Student outreach for the VAF happens throughout the school year, not just during the time of the Arts Festival. Before the Festival began this year, the VAF had artists to 60 events in schools at “no cost to the school, no cost to the students.” The VAF brought the Alvin Ailey junior company to Booker T. Washington High School in Norfolk just for student outreach. They did not give a public performance. Booker T. Washington High School houses one of Norfolk Public Schools High School Specialty Programs, the Academy of the Arts.
Students from throughout the district can apply to the Academy of the Arts, which offers classes in both the visual and performing arts.

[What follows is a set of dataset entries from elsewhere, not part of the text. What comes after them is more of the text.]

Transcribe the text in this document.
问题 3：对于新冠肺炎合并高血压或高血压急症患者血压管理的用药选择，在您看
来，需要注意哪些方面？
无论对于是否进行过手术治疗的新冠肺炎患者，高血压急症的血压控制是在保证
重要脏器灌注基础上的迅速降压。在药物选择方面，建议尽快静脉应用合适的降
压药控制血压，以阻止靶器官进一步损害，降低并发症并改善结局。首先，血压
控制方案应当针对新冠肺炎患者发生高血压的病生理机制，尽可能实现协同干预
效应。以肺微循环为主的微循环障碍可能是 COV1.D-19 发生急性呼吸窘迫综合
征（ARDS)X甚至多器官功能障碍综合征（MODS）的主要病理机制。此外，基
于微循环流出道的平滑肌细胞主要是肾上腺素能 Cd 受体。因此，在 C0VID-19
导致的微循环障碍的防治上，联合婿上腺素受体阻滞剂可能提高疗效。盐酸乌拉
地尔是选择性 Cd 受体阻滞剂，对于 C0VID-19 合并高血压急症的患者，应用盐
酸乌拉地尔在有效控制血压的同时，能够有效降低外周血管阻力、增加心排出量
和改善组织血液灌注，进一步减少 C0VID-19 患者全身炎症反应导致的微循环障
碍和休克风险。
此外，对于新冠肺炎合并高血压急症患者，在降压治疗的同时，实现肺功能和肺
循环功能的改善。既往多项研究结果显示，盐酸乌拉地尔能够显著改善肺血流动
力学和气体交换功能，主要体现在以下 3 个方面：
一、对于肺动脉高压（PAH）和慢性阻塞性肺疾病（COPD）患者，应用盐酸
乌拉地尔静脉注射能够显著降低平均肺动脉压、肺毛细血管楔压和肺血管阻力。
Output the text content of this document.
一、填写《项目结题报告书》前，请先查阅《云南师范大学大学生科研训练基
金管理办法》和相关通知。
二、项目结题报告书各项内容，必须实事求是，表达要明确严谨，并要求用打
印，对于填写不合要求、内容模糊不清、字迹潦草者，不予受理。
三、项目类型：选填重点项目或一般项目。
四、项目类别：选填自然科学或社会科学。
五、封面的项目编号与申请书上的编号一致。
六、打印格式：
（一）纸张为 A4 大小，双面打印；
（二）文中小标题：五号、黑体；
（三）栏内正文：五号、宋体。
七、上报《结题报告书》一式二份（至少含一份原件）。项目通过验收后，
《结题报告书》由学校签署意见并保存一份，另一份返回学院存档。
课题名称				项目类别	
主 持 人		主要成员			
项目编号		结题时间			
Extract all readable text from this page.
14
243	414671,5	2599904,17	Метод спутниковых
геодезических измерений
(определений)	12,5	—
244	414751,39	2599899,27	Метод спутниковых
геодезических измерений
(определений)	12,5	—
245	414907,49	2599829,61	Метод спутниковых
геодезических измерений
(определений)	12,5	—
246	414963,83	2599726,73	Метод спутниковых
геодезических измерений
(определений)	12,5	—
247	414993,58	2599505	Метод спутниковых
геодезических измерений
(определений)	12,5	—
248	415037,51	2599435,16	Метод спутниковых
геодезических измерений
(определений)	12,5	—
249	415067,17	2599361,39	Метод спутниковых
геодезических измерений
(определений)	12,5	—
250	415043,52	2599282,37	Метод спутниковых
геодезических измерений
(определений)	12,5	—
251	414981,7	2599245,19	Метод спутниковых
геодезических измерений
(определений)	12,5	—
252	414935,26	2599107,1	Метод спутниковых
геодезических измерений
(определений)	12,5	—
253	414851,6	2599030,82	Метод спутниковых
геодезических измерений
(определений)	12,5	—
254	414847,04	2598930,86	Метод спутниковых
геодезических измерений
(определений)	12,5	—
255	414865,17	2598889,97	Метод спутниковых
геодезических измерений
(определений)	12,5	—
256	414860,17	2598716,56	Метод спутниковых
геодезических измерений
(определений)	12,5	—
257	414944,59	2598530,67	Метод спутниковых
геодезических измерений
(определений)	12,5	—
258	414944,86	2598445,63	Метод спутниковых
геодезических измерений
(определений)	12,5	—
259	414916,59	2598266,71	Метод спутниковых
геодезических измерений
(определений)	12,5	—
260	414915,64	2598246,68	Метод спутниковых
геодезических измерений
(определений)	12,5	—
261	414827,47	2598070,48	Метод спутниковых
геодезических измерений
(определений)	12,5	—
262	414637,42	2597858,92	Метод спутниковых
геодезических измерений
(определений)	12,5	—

Tamika Steeley, Director of Dance for the Academy of the Arts Program, works closely with the VAF. “Bringing programs like this to Booker T. Washington High School gives the students the opportunity to broaden their horizons. In a lot of cases, students cannot afford to take classes outside of school or go see these shows. Having the opportunity to have such outstanding groups come to the schools is a very, very important thing for them to expand their education in the arts.” The VAF outreach at Booker T. Washington was paid for from the Robin Hixon Education endowment, funded by corporate sponsors and grants, including a three-year grant from the Batton Educational Achievement Fund at the Hampton Roads Community Foundation.
I watched a small, select group of Ms. Steeley’s dance students one morning at Booker T. The Urban Bush Women were in town to perform at the Attucks Theater for the VAF. The Urban Bush Women are a Brooklyn based contemporary dance troupe, founded 33 years ago by Jawole Willa Jo Zollar. They weave together dance, music, video and spoken word into an organic style of dance to perform the “history and culture of the African Diaspora.” They consider themselves to be an artistic and activist company.
The young men and women from Ms. Steeley’s dance classes started out quiet, shy, a bit giggly, just like high school students anywhere. The three members of the Urban Bush Women were great teachers as well as artists. Student outreach is also part of their mission.
They used humor, music and gentle nudges to get the students dancing and creating. “Your ideas are part of the learning in the room. Be courageous. Let your ideas into the space.” They turned up the music, encouraged, and guided the lesson. In five minutes, there was wonderful, original dancing going on in the room. The students were also invited to attend the evening performance.
Christine Foust meets with teachers each fall. She develops relationships with the arts teachers from dance to strings, winds, vocal and theater. She says, “Our teachers to an amazing job every day. We’re not trying to replace them, we’re trying to supplement and enrich their programs. We listen to what they need, we work together to prepare students for the workshops and master classes and do what’s best for their students. When we can bring a string quartet into a school, a student studying cello may never have seen their instrument being performed at a professional level. It is a really meaningful experience.”